I know that write-back caching reports data written as soon as the data reaches the cache... which means that the data is still reliant on a constant power source to remain viable till it is actually written to the storage drive. If power to the cache media is lost before the data is fully written to the storage media data loss can occur.
And that's as good an answer on the subject as I've found. But it doesn't really explain much.
"Data loss" for example, is a very generic term here. Are we talking about a couple bytes of data or the entire filesystem? Both are "data loss" but one of those only worries me a little while the other has the potential to fill my underwear with fecal matter.
On the face of it I would assume the only data at risk is the data in the cache but not yet written to the disk.

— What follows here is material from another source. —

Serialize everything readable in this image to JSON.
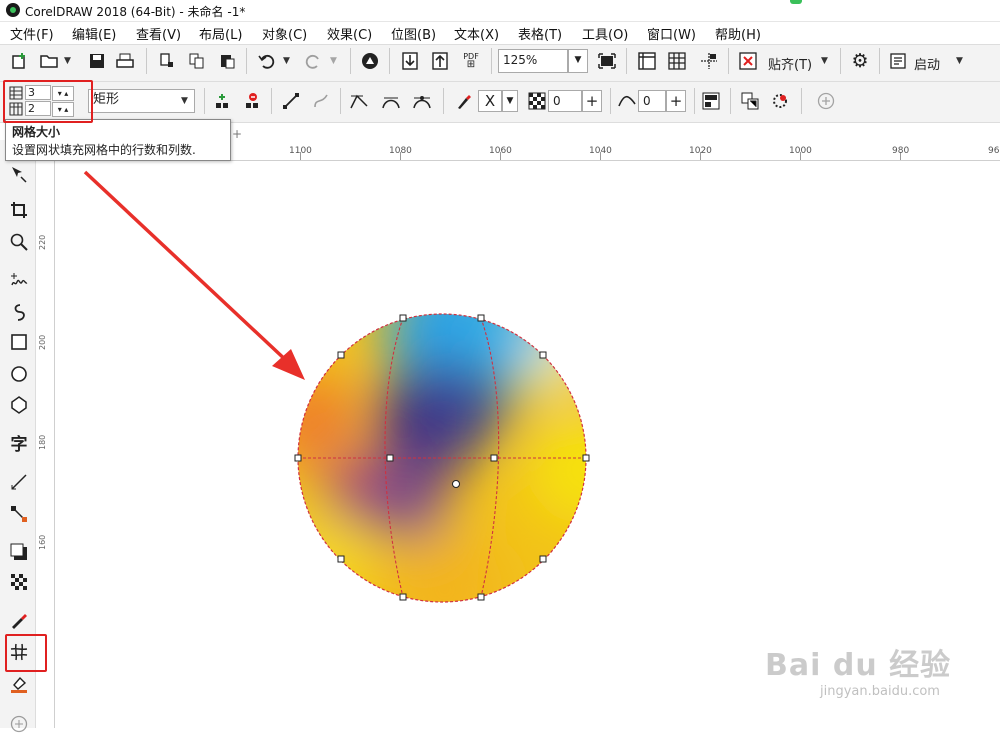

But that doesn't quite make sense. The same risk exists with data in a write-through cache. Or even write-around. Or even no cache at all. If the only copy of the data is in memory when power loss occurs it will be lost, no matter what kind of caching is (or isn't) used or whether the system has been notified yet that the data is finished writing or not. The only case where I can think of this not being a risk for non-write-back caching methods is when moving data from one storage media to another. If a power loss happens while trying to save that 500megabyte poster you've been working on for 6 hours you're going to lose it whether the OS and photo-manipulation software has been erroneously informed that the data is safe on the storage media or not.
Which makes me pause and question why such emphasis would be put on the dangers specific to write-back caching when that risk would only apply to a small percentage of write operations. Which brings me back to wondering if perhaps it doesn't effect more than just the cached-but-unwritten data
And it could... I suppose. What if windows was modifying the MFT for the filesystem and, because it had been informed that it's changes are fully written, goes ahead and starts modifying the backup MFT too... only a power loss happens and now both the main and backup MFTs are inconsistent. I can see that resulting in a terrifying level of data loss under just the right circumstances. Only I'm not really sure that's how NTFS handles updates to MFTs. It's one of the many tiny details that a computer tech doesn't really need to know. And that's before we throw in things like Parity RAID and other already delicate storage paradigms.
So can anyone help me untangle this mess of "but what if"s? Any info would be appreciated.